Ostróda padła po trzech strzałach. Olimpia bliżej barażu (+wideo)
fot. BR / archiwum elblag.net
Runda rewanżowa układała się piłkarzom Adama Borosa bardzo różnie. Sinusoidalna forma doprowadziła zespół na skraj upadku z fotela lidera. Gdy nieco zaczęła się osuwać ziemia pod stopami elbląskiego zespołu, wróciły emocje do jednostronnych przez większą część sezonu rozgrywek. Z biegiem czasu także i elblążanie zrozumieli, że punkty same się nie zdobędą i od spotkania ze Zniczem zaczęła powracać coraz lepsza gra. Aż do pojedynku z Sokołem Ostróda, który można bez wahania uznać za najlepsze 90 minut w drugiej części sezonu III ligi w wykonaniu żółto-biało-niebieskich. Wygrana 3:0 na boisku rywala tchnie potrzebny impuls wiarygodności co do własnych umiejętności w zawodników z Agrykola i pozwoli - miejmy nadzieję - dograć pozostałe 3 kolejki fazy zasadniczej bez większych perturbacji.

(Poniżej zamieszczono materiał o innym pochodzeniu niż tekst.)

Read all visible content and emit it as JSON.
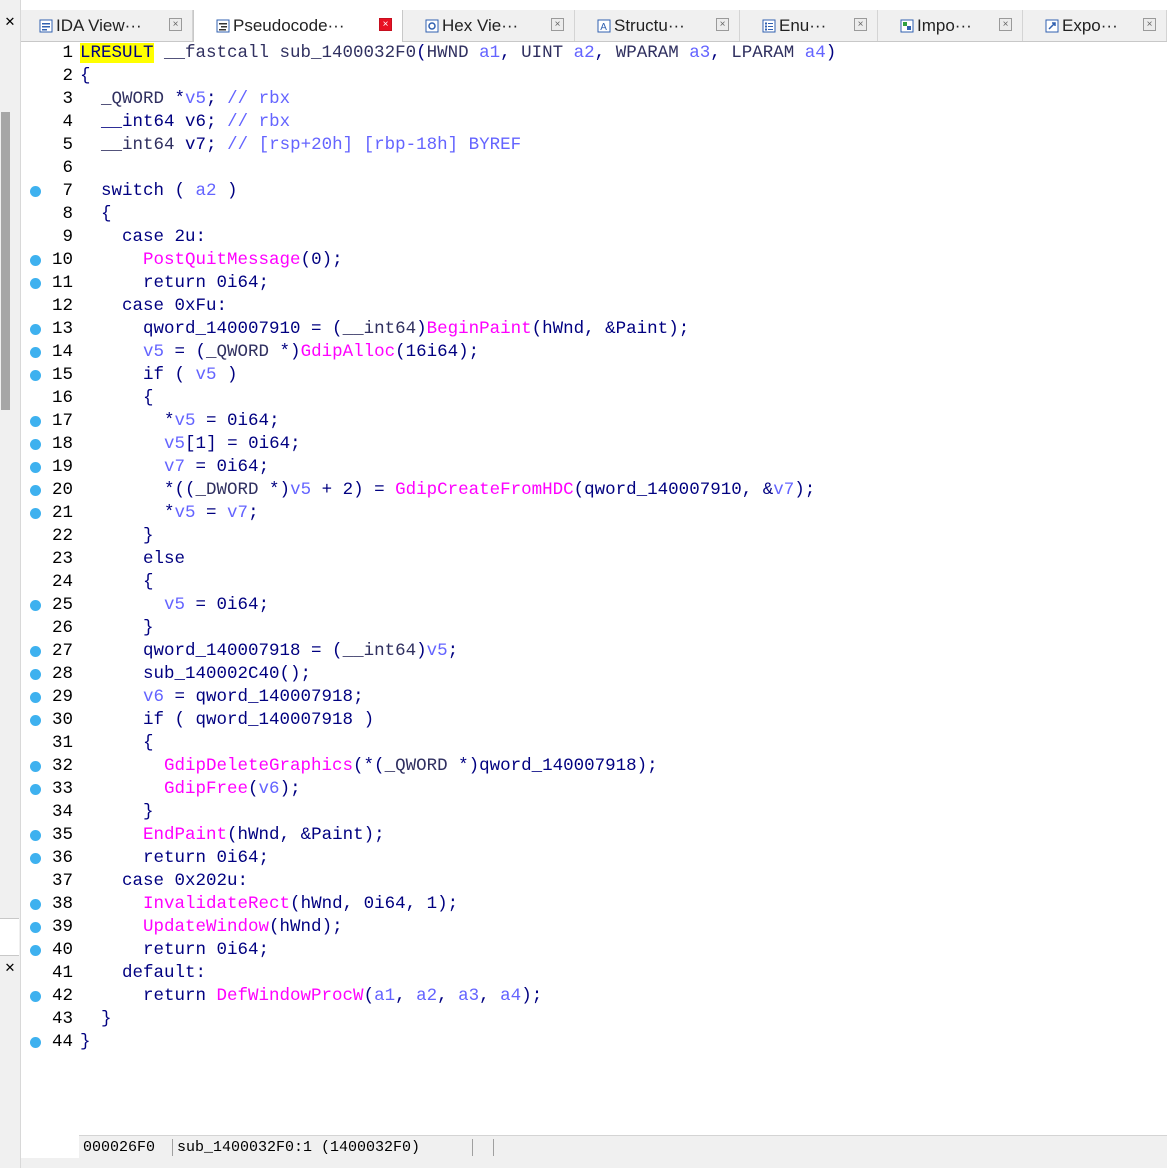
{
  "left_dock": {
    "close_glyph": "✕"
  },
  "tabs": [
    {
      "label": "IDA View···",
      "icon": "ida-view-icon",
      "active": false
    },
    {
      "label": "Pseudocode···",
      "icon": "pseudocode-icon",
      "active": true
    },
    {
      "label": "Hex Vie···",
      "icon": "hex-view-icon",
      "active": false
    },
    {
      "label": "Structu···",
      "icon": "structures-icon",
      "active": false
    },
    {
      "label": "Enu···",
      "icon": "enums-icon",
      "active": false
    },
    {
      "label": "Impo···",
      "icon": "imports-icon",
      "active": false
    },
    {
      "label": "Expo···",
      "icon": "exports-icon",
      "active": false
    }
  ],
  "tab_close_glyph": "×",
  "code": {
    "lines": [
      {
        "n": "1",
        "dot": false,
        "tokens": [
          [
            "hl",
            "LRESULT"
          ],
          [
            "ty",
            " __fastcall "
          ],
          [
            "ty",
            "sub_1400032F0"
          ],
          [
            "pn",
            "("
          ],
          [
            "ty",
            "HWND "
          ],
          [
            "vr",
            "a1"
          ],
          [
            "pn",
            ", "
          ],
          [
            "ty",
            "UINT "
          ],
          [
            "vr",
            "a2"
          ],
          [
            "pn",
            ", "
          ],
          [
            "ty",
            "WPARAM "
          ],
          [
            "vr",
            "a3"
          ],
          [
            "pn",
            ", "
          ],
          [
            "ty",
            "LPARAM "
          ],
          [
            "vr",
            "a4"
          ],
          [
            "pn",
            ")"
          ]
        ]
      },
      {
        "n": "2",
        "dot": false,
        "tokens": [
          [
            "pn",
            "{"
          ]
        ]
      },
      {
        "n": "3",
        "dot": false,
        "tokens": [
          [
            "ty",
            "  _QWORD "
          ],
          [
            "pn",
            "*"
          ],
          [
            "vr",
            "v5"
          ],
          [
            "pn",
            "; "
          ],
          [
            "cm",
            "// rbx"
          ]
        ]
      },
      {
        "n": "4",
        "dot": false,
        "tokens": [
          [
            "kw",
            "  __int64 "
          ],
          [
            "kw",
            "v6"
          ],
          [
            "pn",
            "; "
          ],
          [
            "cm",
            "// rbx"
          ]
        ]
      },
      {
        "n": "5",
        "dot": false,
        "tokens": [
          [
            "ty",
            "  __int64 "
          ],
          [
            "kw",
            "v7"
          ],
          [
            "pn",
            "; "
          ],
          [
            "cm",
            "// [rsp+20h] [rbp-18h] BYREF"
          ]
        ]
      },
      {
        "n": "6",
        "dot": false,
        "tokens": []
      },
      {
        "n": "7",
        "dot": true,
        "tokens": [
          [
            "kw",
            "  switch "
          ],
          [
            "pn",
            "( "
          ],
          [
            "vr",
            "a2"
          ],
          [
            "pn",
            " )"
          ]
        ]
      },
      {
        "n": "8",
        "dot": false,
        "tokens": [
          [
            "pn",
            "  {"
          ]
        ]
      },
      {
        "n": "9",
        "dot": false,
        "tokens": [
          [
            "kw",
            "    case "
          ],
          [
            "nm",
            "2u"
          ],
          [
            "pn",
            ":"
          ]
        ]
      },
      {
        "n": "10",
        "dot": true,
        "tokens": [
          [
            "fn",
            "      PostQuitMessage"
          ],
          [
            "pn",
            "("
          ],
          [
            "nm",
            "0"
          ],
          [
            "pn",
            ");"
          ]
        ]
      },
      {
        "n": "11",
        "dot": true,
        "tokens": [
          [
            "kw",
            "      return "
          ],
          [
            "nm",
            "0i64"
          ],
          [
            "pn",
            ";"
          ]
        ]
      },
      {
        "n": "12",
        "dot": false,
        "tokens": [
          [
            "kw",
            "    case "
          ],
          [
            "nm",
            "0xFu"
          ],
          [
            "pn",
            ":"
          ]
        ]
      },
      {
        "n": "13",
        "dot": true,
        "tokens": [
          [
            "gl",
            "      qword_140007910"
          ],
          [
            "pn",
            " = ("
          ],
          [
            "ty",
            "__int64"
          ],
          [
            "pn",
            ")"
          ],
          [
            "fn",
            "BeginPaint"
          ],
          [
            "pn",
            "("
          ],
          [
            "gl",
            "hWnd"
          ],
          [
            "pn",
            ", &"
          ],
          [
            "gl",
            "Paint"
          ],
          [
            "pn",
            ");"
          ]
        ]
      },
      {
        "n": "14",
        "dot": true,
        "tokens": [
          [
            "vr",
            "      v5"
          ],
          [
            "pn",
            " = ("
          ],
          [
            "ty",
            "_QWORD "
          ],
          [
            "pn",
            "*)"
          ],
          [
            "fn",
            "GdipAlloc"
          ],
          [
            "pn",
            "("
          ],
          [
            "nm",
            "16i64"
          ],
          [
            "pn",
            ");"
          ]
        ]
      },
      {
        "n": "15",
        "dot": true,
        "tokens": [
          [
            "kw",
            "      if "
          ],
          [
            "pn",
            "( "
          ],
          [
            "vr",
            "v5"
          ],
          [
            "pn",
            " )"
          ]
        ]
      },
      {
        "n": "16",
        "dot": false,
        "tokens": [
          [
            "pn",
            "      {"
          ]
        ]
      },
      {
        "n": "17",
        "dot": true,
        "tokens": [
          [
            "pn",
            "        *"
          ],
          [
            "vr",
            "v5"
          ],
          [
            "pn",
            " = "
          ],
          [
            "nm",
            "0i64"
          ],
          [
            "pn",
            ";"
          ]
        ]
      },
      {
        "n": "18",
        "dot": true,
        "tokens": [
          [
            "vr",
            "        v5"
          ],
          [
            "pn",
            "["
          ],
          [
            "nm",
            "1"
          ],
          [
            "pn",
            "] = "
          ],
          [
            "nm",
            "0i64"
          ],
          [
            "pn",
            ";"
          ]
        ]
      },
      {
        "n": "19",
        "dot": true,
        "tokens": [
          [
            "vr",
            "        v7"
          ],
          [
            "pn",
            " = "
          ],
          [
            "nm",
            "0i64"
          ],
          [
            "pn",
            ";"
          ]
        ]
      },
      {
        "n": "20",
        "dot": true,
        "tokens": [
          [
            "pn",
            "        *(("
          ],
          [
            "ty",
            "_DWORD "
          ],
          [
            "pn",
            "*)"
          ],
          [
            "vr",
            "v5"
          ],
          [
            "pn",
            " + "
          ],
          [
            "nm",
            "2"
          ],
          [
            "pn",
            ") = "
          ],
          [
            "fn",
            "GdipCreateFromHDC"
          ],
          [
            "pn",
            "("
          ],
          [
            "gl",
            "qword_140007910"
          ],
          [
            "pn",
            ", &"
          ],
          [
            "vr",
            "v7"
          ],
          [
            "pn",
            ");"
          ]
        ]
      },
      {
        "n": "21",
        "dot": true,
        "tokens": [
          [
            "pn",
            "        *"
          ],
          [
            "vr",
            "v5"
          ],
          [
            "pn",
            " = "
          ],
          [
            "vr",
            "v7"
          ],
          [
            "pn",
            ";"
          ]
        ]
      },
      {
        "n": "22",
        "dot": false,
        "tokens": [
          [
            "pn",
            "      }"
          ]
        ]
      },
      {
        "n": "23",
        "dot": false,
        "tokens": [
          [
            "kw",
            "      else"
          ]
        ]
      },
      {
        "n": "24",
        "dot": false,
        "tokens": [
          [
            "pn",
            "      {"
          ]
        ]
      },
      {
        "n": "25",
        "dot": true,
        "tokens": [
          [
            "vr",
            "        v5"
          ],
          [
            "pn",
            " = "
          ],
          [
            "nm",
            "0i64"
          ],
          [
            "pn",
            ";"
          ]
        ]
      },
      {
        "n": "26",
        "dot": false,
        "tokens": [
          [
            "pn",
            "      }"
          ]
        ]
      },
      {
        "n": "27",
        "dot": true,
        "tokens": [
          [
            "gl",
            "      qword_140007918"
          ],
          [
            "pn",
            " = ("
          ],
          [
            "ty",
            "__int64"
          ],
          [
            "pn",
            ")"
          ],
          [
            "vr",
            "v5"
          ],
          [
            "pn",
            ";"
          ]
        ]
      },
      {
        "n": "28",
        "dot": true,
        "tokens": [
          [
            "gl",
            "      sub_140002C40"
          ],
          [
            "pn",
            "();"
          ]
        ]
      },
      {
        "n": "29",
        "dot": true,
        "tokens": [
          [
            "vr",
            "      v6"
          ],
          [
            "pn",
            " = "
          ],
          [
            "gl",
            "qword_140007918"
          ],
          [
            "pn",
            ";"
          ]
        ]
      },
      {
        "n": "30",
        "dot": true,
        "tokens": [
          [
            "kw",
            "      if "
          ],
          [
            "pn",
            "( "
          ],
          [
            "gl",
            "qword_140007918"
          ],
          [
            "pn",
            " )"
          ]
        ]
      },
      {
        "n": "31",
        "dot": false,
        "tokens": [
          [
            "pn",
            "      {"
          ]
        ]
      },
      {
        "n": "32",
        "dot": true,
        "tokens": [
          [
            "fn",
            "        GdipDeleteGraphics"
          ],
          [
            "pn",
            "(*("
          ],
          [
            "ty",
            "_QWORD "
          ],
          [
            "pn",
            "*)"
          ],
          [
            "gl",
            "qword_140007918"
          ],
          [
            "pn",
            ");"
          ]
        ]
      },
      {
        "n": "33",
        "dot": true,
        "tokens": [
          [
            "fn",
            "        GdipFree"
          ],
          [
            "pn",
            "("
          ],
          [
            "vr",
            "v6"
          ],
          [
            "pn",
            ");"
          ]
        ]
      },
      {
        "n": "34",
        "dot": false,
        "tokens": [
          [
            "pn",
            "      }"
          ]
        ]
      },
      {
        "n": "35",
        "dot": true,
        "tokens": [
          [
            "fn",
            "      EndPaint"
          ],
          [
            "pn",
            "("
          ],
          [
            "gl",
            "hWnd"
          ],
          [
            "pn",
            ", &"
          ],
          [
            "gl",
            "Paint"
          ],
          [
            "pn",
            ");"
          ]
        ]
      },
      {
        "n": "36",
        "dot": true,
        "tokens": [
          [
            "kw",
            "      return "
          ],
          [
            "nm",
            "0i64"
          ],
          [
            "pn",
            ";"
          ]
        ]
      },
      {
        "n": "37",
        "dot": false,
        "tokens": [
          [
            "kw",
            "    case "
          ],
          [
            "nm",
            "0x202u"
          ],
          [
            "pn",
            ":"
          ]
        ]
      },
      {
        "n": "38",
        "dot": true,
        "tokens": [
          [
            "fn",
            "      InvalidateRect"
          ],
          [
            "pn",
            "("
          ],
          [
            "gl",
            "hWnd"
          ],
          [
            "pn",
            ", "
          ],
          [
            "nm",
            "0i64"
          ],
          [
            "pn",
            ", "
          ],
          [
            "nm",
            "1"
          ],
          [
            "pn",
            ");"
          ]
        ]
      },
      {
        "n": "39",
        "dot": true,
        "tokens": [
          [
            "fn",
            "      UpdateWindow"
          ],
          [
            "pn",
            "("
          ],
          [
            "gl",
            "hWnd"
          ],
          [
            "pn",
            ");"
          ]
        ]
      },
      {
        "n": "40",
        "dot": true,
        "tokens": [
          [
            "kw",
            "      return "
          ],
          [
            "nm",
            "0i64"
          ],
          [
            "pn",
            ";"
          ]
        ]
      },
      {
        "n": "41",
        "dot": false,
        "tokens": [
          [
            "kw",
            "    default"
          ],
          [
            "pn",
            ":"
          ]
        ]
      },
      {
        "n": "42",
        "dot": true,
        "tokens": [
          [
            "kw",
            "      return "
          ],
          [
            "fn",
            "DefWindowProcW"
          ],
          [
            "pn",
            "("
          ],
          [
            "vr",
            "a1"
          ],
          [
            "pn",
            ", "
          ],
          [
            "vr",
            "a2"
          ],
          [
            "pn",
            ", "
          ],
          [
            "vr",
            "a3"
          ],
          [
            "pn",
            ", "
          ],
          [
            "vr",
            "a4"
          ],
          [
            "pn",
            ");"
          ]
        ]
      },
      {
        "n": "43",
        "dot": false,
        "tokens": [
          [
            "pn",
            "  }"
          ]
        ]
      },
      {
        "n": "44",
        "dot": true,
        "tokens": [
          [
            "pn",
            "}"
          ]
        ]
      }
    ]
  },
  "status": {
    "offset": "000026F0",
    "location": "sub_1400032F0:1 (1400032F0)"
  },
  "colors": {
    "breakpoint_dot": "#3eb1ef",
    "keyword": "#000080",
    "function": "#ff00ff",
    "variable": "#6464ff",
    "highlight": "#ffff00",
    "active_tab_close": "#e81123"
  }
}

Piłkarze z Elbląga takimi występami napychają kieszenie swoich kibiców optymizmem na końcówkę ligi. Skrupulatność i efektywność tego występu najlepiej oddają liczby. Wygrana z Sokołem była piątym z kolei spotkaniem, w którym Olimpia zagrała na zero z tyłu. Nie licząc oczywiście wpadki w Wojewódzkim Pucharze Polski. Inną sprawą jest to, że ze wszystkich stworzonych sytuacji podbramkowych, gracze lidera wykorzystali 75%, czyli 3 z 4. Tę jedną mógł dorzucić Piceluk, ale poza tym były to znakomite zawody najlepszego napastnika grupy podlasko-warmińsko-mazurskiej. Wyjątkowej urody trafieniem popisał się zawodnik z numerem "11" przy drugiej bramce z rzutu wolnego tuż przed polem karnym.

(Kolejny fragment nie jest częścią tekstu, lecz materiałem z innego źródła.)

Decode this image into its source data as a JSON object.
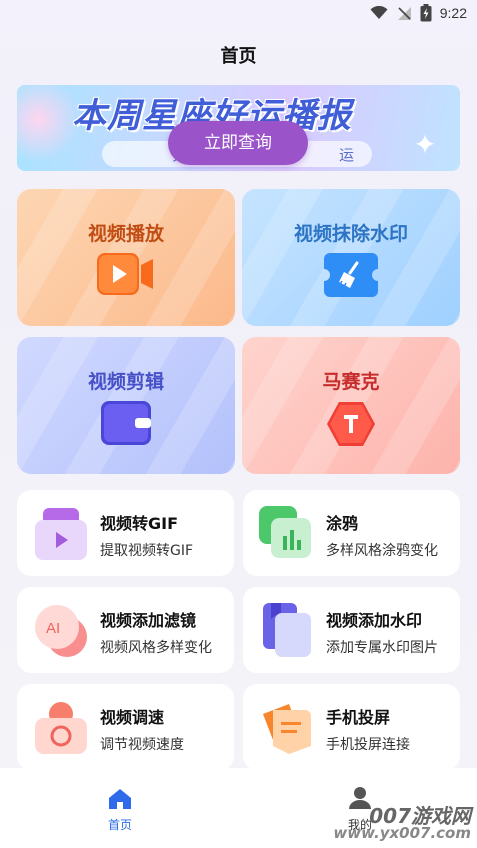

Umiejętności poszczególnych piłkarzy obu drużyn nie wydawały się znacznie od siebie różnić. Jednak w zespole Sokoła nie przekładały się one na jakość gry i zespołowość. Olimpia była tego wieczora ekipą dużo lepiej zorganizowaną - w każdej formacji. W obronie żółto-biało-niebiescy dobrze skracali pole gry, w środkowej strefie szybko doskakiwali do przeciwników niwelując zagrożenie strzału z dystansu czy prostopadłego podania. W ataku natomiast grali przede wszystkim skutecznie, co jest wynikiem cierpliwości przy budowaniu kolejnych ataków. Poza tym goście dłużej utrzymywali się przy piłce, przede wszystkim na połowie gospodarzy. Efekt przyszedł już w 12 minucie, gdy do bramki Sokoła futbolówkę posłał Anton Kolosov. Ukrainiec wykończył ładnie zawiązaną akcję całego zespołu uderzeniem po długim rogu bramki golkipera z Ostródy Piotra Sikory. Ozdobą meczu był jednakże gol zdobyty przez Pawła Piceluka w 28 minucie. Sędzia podyktował rzut wolny dla Olimpii tuż przed polem karnym (18 metr). Przed piłką ustawiło się 3 graczy. Ostatni do strzału ruszył Piceluk i to jemu wystawili jak na tacy piłkę koledzy z drużyny, dzięki czemu mógł uderzyć obok muru obrońców. Silnym strzałem z lewej nogi nie dał szans bramkarzowi Sokoła i było 2:0. Chwilę wcześniej napastnik gości mógł podwyższyć wynik, ale przegrał pojedynek sam na sam z Sikorą. Odpokutował kilka minut później. Do przerwy było zatem 2:0.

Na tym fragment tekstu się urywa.